Die Königin von Dänemark (Nr. 13) trägt ein reich mit Spitzen besetztes Kostüm. Die hohen, gefalteten Garnituren des Rocks, aus Gold- und Silberspitzen bestehend, bilden das eigentliche Falbalas. Auch das Überkleid, ans einer Mantille und Schleppe bestehend, ist mit Spitzen besetzt, ebenso wie die Fontange. Die Schönheitspfläserchen und der mit einer grossen Schleife versehene Muff vervollständigen die Tracht, welche für die Zeit der Frau von Maintenon charakteristisch ist.

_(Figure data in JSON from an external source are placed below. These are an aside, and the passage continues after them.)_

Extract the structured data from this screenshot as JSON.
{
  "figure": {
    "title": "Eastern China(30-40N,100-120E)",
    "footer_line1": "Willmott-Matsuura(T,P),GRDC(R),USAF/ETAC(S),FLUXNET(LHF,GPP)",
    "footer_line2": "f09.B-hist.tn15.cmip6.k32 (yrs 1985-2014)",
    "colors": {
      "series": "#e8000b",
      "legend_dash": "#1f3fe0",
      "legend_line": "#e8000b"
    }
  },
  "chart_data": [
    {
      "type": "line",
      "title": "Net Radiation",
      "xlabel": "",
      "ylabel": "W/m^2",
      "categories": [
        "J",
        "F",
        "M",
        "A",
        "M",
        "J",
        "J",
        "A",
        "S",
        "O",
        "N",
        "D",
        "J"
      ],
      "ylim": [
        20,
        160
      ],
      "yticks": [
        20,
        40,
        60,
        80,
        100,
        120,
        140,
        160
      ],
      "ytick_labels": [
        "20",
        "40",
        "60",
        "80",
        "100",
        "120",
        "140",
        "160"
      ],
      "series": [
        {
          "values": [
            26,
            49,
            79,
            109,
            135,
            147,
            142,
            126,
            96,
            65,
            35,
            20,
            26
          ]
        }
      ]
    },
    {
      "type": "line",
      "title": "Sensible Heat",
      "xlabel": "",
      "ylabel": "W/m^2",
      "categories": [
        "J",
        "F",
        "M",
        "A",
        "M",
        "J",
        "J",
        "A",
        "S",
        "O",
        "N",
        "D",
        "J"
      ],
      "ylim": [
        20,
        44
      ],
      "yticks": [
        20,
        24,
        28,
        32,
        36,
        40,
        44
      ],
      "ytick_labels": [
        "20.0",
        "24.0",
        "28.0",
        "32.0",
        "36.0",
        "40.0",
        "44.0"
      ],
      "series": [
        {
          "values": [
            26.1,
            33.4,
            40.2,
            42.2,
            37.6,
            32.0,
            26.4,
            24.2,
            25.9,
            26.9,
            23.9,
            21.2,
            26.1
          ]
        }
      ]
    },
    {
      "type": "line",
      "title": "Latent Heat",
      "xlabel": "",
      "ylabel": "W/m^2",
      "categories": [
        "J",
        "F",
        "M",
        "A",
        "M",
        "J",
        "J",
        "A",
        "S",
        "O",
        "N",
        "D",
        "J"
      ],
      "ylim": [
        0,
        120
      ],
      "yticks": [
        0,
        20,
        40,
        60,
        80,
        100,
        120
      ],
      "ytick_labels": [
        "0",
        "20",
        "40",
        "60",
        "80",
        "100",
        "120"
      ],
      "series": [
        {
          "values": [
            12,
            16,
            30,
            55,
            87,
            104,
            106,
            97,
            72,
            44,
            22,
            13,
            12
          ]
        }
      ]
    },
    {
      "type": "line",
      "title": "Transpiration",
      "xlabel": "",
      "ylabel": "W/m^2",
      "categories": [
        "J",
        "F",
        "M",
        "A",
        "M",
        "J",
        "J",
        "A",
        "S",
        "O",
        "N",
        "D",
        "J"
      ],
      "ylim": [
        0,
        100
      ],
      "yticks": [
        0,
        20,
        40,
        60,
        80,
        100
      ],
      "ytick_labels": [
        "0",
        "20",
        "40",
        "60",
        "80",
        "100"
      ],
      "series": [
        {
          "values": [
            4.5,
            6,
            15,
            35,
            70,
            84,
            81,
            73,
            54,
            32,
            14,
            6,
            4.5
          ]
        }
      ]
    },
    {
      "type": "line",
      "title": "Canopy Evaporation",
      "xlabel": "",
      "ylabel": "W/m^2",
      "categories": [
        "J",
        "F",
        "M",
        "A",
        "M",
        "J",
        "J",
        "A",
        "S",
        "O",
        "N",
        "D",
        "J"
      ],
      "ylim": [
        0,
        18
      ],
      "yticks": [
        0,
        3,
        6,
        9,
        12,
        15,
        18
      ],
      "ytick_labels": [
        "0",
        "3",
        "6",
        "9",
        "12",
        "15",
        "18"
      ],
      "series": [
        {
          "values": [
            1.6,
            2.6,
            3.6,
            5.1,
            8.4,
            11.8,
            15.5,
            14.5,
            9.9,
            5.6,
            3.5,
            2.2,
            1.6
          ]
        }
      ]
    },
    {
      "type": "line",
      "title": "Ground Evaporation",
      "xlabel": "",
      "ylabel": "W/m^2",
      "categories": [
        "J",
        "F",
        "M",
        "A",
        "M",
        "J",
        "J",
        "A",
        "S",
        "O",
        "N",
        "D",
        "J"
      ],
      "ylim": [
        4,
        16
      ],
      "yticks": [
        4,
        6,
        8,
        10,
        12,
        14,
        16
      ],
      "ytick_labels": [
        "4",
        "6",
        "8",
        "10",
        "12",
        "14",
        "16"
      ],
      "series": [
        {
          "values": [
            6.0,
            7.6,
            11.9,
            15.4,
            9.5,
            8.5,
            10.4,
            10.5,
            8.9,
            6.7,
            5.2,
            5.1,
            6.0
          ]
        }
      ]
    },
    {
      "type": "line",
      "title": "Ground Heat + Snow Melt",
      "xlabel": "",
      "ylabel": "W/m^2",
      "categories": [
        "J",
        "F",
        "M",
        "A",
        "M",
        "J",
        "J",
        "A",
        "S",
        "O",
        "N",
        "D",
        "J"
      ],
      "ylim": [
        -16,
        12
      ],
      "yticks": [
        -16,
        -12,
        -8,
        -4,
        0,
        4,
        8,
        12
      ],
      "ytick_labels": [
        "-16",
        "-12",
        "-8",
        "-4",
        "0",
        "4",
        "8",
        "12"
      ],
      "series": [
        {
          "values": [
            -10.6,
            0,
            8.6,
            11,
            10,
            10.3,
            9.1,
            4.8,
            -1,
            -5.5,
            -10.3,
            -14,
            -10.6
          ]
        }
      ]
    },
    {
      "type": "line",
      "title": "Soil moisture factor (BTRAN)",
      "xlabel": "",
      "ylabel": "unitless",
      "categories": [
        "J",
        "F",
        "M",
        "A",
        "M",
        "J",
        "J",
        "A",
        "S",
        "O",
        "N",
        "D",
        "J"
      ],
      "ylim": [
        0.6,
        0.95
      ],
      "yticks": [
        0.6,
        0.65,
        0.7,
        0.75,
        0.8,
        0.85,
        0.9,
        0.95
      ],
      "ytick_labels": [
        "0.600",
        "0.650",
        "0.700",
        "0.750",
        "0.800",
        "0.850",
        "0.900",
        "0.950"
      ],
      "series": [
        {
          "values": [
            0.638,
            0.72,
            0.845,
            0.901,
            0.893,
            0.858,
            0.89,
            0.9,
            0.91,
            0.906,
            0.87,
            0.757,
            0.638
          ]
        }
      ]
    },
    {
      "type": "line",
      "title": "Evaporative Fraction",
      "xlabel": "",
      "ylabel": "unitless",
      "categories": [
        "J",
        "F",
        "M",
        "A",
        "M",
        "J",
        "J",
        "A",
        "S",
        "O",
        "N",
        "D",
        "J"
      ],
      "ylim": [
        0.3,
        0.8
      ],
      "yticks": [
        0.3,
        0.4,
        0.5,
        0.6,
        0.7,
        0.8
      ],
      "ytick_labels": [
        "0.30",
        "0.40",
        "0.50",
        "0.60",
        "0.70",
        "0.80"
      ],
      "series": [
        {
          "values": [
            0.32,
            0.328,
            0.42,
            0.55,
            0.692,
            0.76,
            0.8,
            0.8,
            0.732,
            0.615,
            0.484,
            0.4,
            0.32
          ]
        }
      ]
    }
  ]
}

Nr. 4, 5, 9, 10, 11, 12 und 13 nach illumierten Bildern mit den Namen Berey, Trouvain, Bonnart und Mariette aus der Sammlung des Herrn Ovigneur in Lille. Nr. 1, 2, 3, 6, 7 und 8 befanden sich im Musée historique du Costume auf der 1874 von der Union centrale des beaux-arts appliqués à l’industrie veranstalteten Ausstellung.
Quelle: Geschichte des Kostüms in chronologischer Entwicklung von Auguste Racinet. Bearbeitet von Adolf Rosenberg. Berlin 1888.